Setting Default Effect
HISTORY_MAX_TURNS 4 Conversation turns included per request
HISTORY_MAX_CHARS 3000 Total history char limit
history_max_turns (template) 0 Per-template override (0 = global, -1 = unlimited)
history_max_chars (template) 0 Per-template override (0 = global, -1 = unlimited)

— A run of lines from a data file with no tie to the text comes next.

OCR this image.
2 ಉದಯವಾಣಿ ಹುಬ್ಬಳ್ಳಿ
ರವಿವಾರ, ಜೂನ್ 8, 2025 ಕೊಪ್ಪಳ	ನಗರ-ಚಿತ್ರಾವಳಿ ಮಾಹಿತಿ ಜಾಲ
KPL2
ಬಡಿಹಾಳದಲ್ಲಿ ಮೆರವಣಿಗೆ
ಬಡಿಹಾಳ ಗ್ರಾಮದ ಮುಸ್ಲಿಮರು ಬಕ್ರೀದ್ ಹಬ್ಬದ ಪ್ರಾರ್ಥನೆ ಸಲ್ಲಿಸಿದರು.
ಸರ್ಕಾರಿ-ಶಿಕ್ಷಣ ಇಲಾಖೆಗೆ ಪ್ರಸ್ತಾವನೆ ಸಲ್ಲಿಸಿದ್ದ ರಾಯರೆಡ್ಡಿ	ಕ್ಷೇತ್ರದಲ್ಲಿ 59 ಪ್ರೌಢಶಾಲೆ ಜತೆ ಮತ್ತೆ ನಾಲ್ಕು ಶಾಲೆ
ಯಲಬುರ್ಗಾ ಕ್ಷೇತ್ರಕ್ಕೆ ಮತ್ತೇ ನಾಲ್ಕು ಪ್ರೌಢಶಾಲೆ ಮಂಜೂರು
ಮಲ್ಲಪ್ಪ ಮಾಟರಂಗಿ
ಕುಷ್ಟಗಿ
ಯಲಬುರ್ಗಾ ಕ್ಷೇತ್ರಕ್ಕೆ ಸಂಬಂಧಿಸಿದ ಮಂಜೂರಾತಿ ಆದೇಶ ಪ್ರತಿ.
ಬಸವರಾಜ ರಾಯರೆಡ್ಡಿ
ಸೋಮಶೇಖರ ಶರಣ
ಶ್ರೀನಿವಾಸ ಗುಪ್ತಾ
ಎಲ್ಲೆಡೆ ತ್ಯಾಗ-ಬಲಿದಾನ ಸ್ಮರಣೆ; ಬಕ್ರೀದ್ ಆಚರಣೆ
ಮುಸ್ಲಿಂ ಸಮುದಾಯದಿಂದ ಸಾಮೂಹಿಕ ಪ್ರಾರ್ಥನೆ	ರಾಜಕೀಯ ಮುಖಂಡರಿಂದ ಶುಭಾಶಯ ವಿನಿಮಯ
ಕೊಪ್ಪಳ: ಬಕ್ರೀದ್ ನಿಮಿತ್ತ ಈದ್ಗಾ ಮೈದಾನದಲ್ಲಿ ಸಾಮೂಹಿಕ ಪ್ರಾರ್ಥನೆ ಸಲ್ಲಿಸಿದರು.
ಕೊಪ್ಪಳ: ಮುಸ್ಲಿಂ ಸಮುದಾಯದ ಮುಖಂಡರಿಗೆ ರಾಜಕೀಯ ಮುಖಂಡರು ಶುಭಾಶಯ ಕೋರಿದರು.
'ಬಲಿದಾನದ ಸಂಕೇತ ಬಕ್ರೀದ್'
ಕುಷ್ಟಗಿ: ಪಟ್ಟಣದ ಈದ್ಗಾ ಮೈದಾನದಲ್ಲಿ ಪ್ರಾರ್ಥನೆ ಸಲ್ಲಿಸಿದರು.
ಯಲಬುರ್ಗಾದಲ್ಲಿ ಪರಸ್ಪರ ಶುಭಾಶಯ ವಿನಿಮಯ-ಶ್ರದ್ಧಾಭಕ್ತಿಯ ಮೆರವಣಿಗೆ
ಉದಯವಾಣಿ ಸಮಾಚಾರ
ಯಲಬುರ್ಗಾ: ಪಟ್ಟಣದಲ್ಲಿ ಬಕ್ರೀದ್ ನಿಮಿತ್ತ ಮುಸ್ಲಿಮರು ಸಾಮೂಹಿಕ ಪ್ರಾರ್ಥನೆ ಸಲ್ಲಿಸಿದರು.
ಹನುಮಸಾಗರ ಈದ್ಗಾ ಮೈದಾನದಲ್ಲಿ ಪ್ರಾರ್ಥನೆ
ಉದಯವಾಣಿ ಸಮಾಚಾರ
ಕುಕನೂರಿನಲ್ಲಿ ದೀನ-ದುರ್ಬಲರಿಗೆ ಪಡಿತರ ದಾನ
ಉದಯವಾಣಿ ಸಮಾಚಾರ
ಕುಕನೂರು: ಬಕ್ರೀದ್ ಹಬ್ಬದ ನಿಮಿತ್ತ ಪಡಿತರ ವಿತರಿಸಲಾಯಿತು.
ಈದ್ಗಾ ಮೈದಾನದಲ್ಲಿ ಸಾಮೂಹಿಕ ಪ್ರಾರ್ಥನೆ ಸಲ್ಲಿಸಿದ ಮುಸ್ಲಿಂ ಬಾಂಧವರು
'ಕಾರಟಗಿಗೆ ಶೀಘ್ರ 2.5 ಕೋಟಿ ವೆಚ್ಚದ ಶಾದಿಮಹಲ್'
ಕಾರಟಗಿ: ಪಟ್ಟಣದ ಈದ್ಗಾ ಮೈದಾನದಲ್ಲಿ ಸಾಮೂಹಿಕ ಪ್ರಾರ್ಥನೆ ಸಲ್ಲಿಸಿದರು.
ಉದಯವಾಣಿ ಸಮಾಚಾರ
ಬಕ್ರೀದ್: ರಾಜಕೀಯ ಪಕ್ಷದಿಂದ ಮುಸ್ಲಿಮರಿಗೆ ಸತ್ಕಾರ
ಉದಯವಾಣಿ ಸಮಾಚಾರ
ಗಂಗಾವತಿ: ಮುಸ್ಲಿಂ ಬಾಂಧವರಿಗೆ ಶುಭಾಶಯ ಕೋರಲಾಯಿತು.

MAX_EXPERT_OUTPUT_CHARS 2400 Per-expert output cap before merger
TOOL_MAX_TOKENS 8192 Max tokens for MCP tool responses
REASONING_MAX_TOKENS 16384 Max tokens for thinking node output
CACHE_HIT_THRESHOLD 0.15 Cosine distance for hard cache bypass
SOFT_CACHE_THRESHOLD 0.50 Distance for few-shot injection

All of these are adjustable via Admin UI → Dashboard → Pipeline Settings.